Но это пока всё были лишь планы. А пока – наши группы теряли в составе. Из пятнадцати присутствовавших в тот, самый первый день, в актовом зале, осталось девять человек. Наша группа тоже понесла потери – исчезла Аня. Никто нам ничего не объяснил – просто однажды она не явилась на занятия. На следующий день выяснилось, что в отряде её тоже нет. Похоже, не прошедших отбор (у меня создалось впечатление, что решающее слово здесь было за учителем Лао и его китайским коллегам) удаляли из коммуны, в аналогичное заведение. Но я, честно говоря, испытывал в этом отношении сомнения – подписки, конечно, подписками, но в подростковом коллективе очень трудно не проболтаться. Хотя – чего такого особенного они успели узнать? Кроме самого факта существования нашей «спецшколы», разумеется, а это само по себе дорогого стоит…
Вместо них в «особом корпусе» появлялись новые «спецкурсанты» - так нас теперь называли. Все они были нам уже знакомы по прежней коммунарской жизни, что косвенно подтверждало мои догадки о предназначении коммуны имени товарища Ягоды – своего рода питомник, обеспечивающий «особую лабораторию» человеческим материалом. А вот почему Гоппиусу и его идейному руководителю, оккультисту и эзотерику Барченко понадобились именно подростки в возрасте от одиннадцать до семнадцать лет – это была настоящая тайна.
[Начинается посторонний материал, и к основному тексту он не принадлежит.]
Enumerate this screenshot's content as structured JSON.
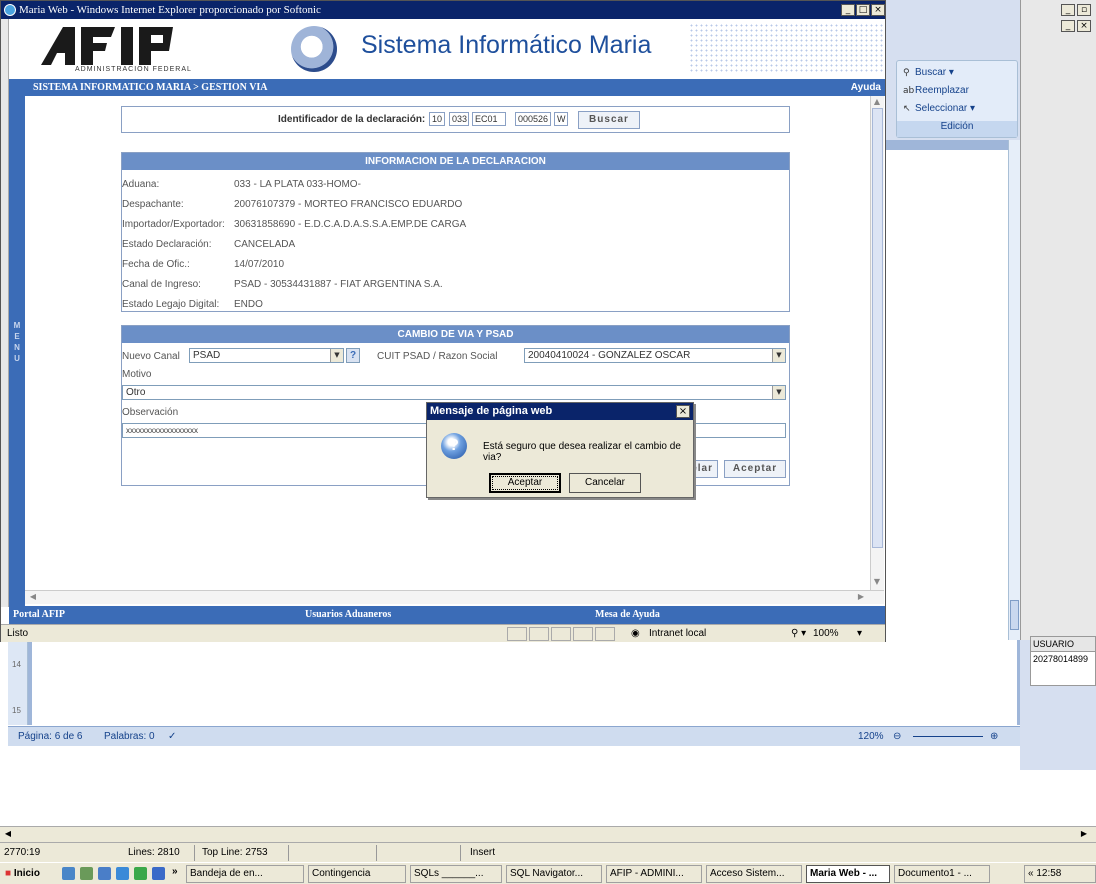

Я пытался найти какие-нибудь подсказки, но не преуспел. Что ж, остаётся надеяться, что время прояснит эту загадку, а пока – учиться, учиться, и ещё раз учиться, как завещал Великий Ленин…
Идиллия с неспешными медитациями и привычной коммунарской жизнью продлилась до середины июля, когда в «особом корпусе» появился товарищ Барченко собственной персоной. Привлечённый к работе спецотдела ОГПУ в качестве эксперта по оккультизму и парапсихологии, человек, убедивший Глеба Бокия создать «нейроэнетретическую» лабораторию – всё это мы с Марком уже знали из рассказов «дяди Яши». А вот увидеть Александра Барченко воочию нам довелось впервые – и, надо признать, он произвёл на меня сильнейшее впечатление.
Александр Васильевич был похож одновременно на пожилого английского бульдога и почему-то на носорога. Брылястый, тяжеловесный, с ёжиком седых волос, топорщащимся над высоким лбом и густыми «брежневскими» бровями - угольно-чёрными, в отличие от тех, что росли на голове. Он носил проволочные круглые очки, за стёклами которых притаились маленькие глазки – такие принято называть «поросячьими». Внешность, мало подходящая под общепринятый стереотип оккультиста-экстрасенса - субтильного, с бледной до полупрозрачности кожей, узким «вампирическим» лицом, пылающими глубоко посаженными глазами и длинными пальцами пианиста или хирурга. Пятерня Барченко была, наоборот, багровой, волосатой, широкой, как совковая лопата, и при случае могла сжаться в весьма солидный кулачище. И голос у него был подходящий – низкий, порой срывающийся то ли в рычание, то ли в хрип. Колоритный, одним словом, товарищ.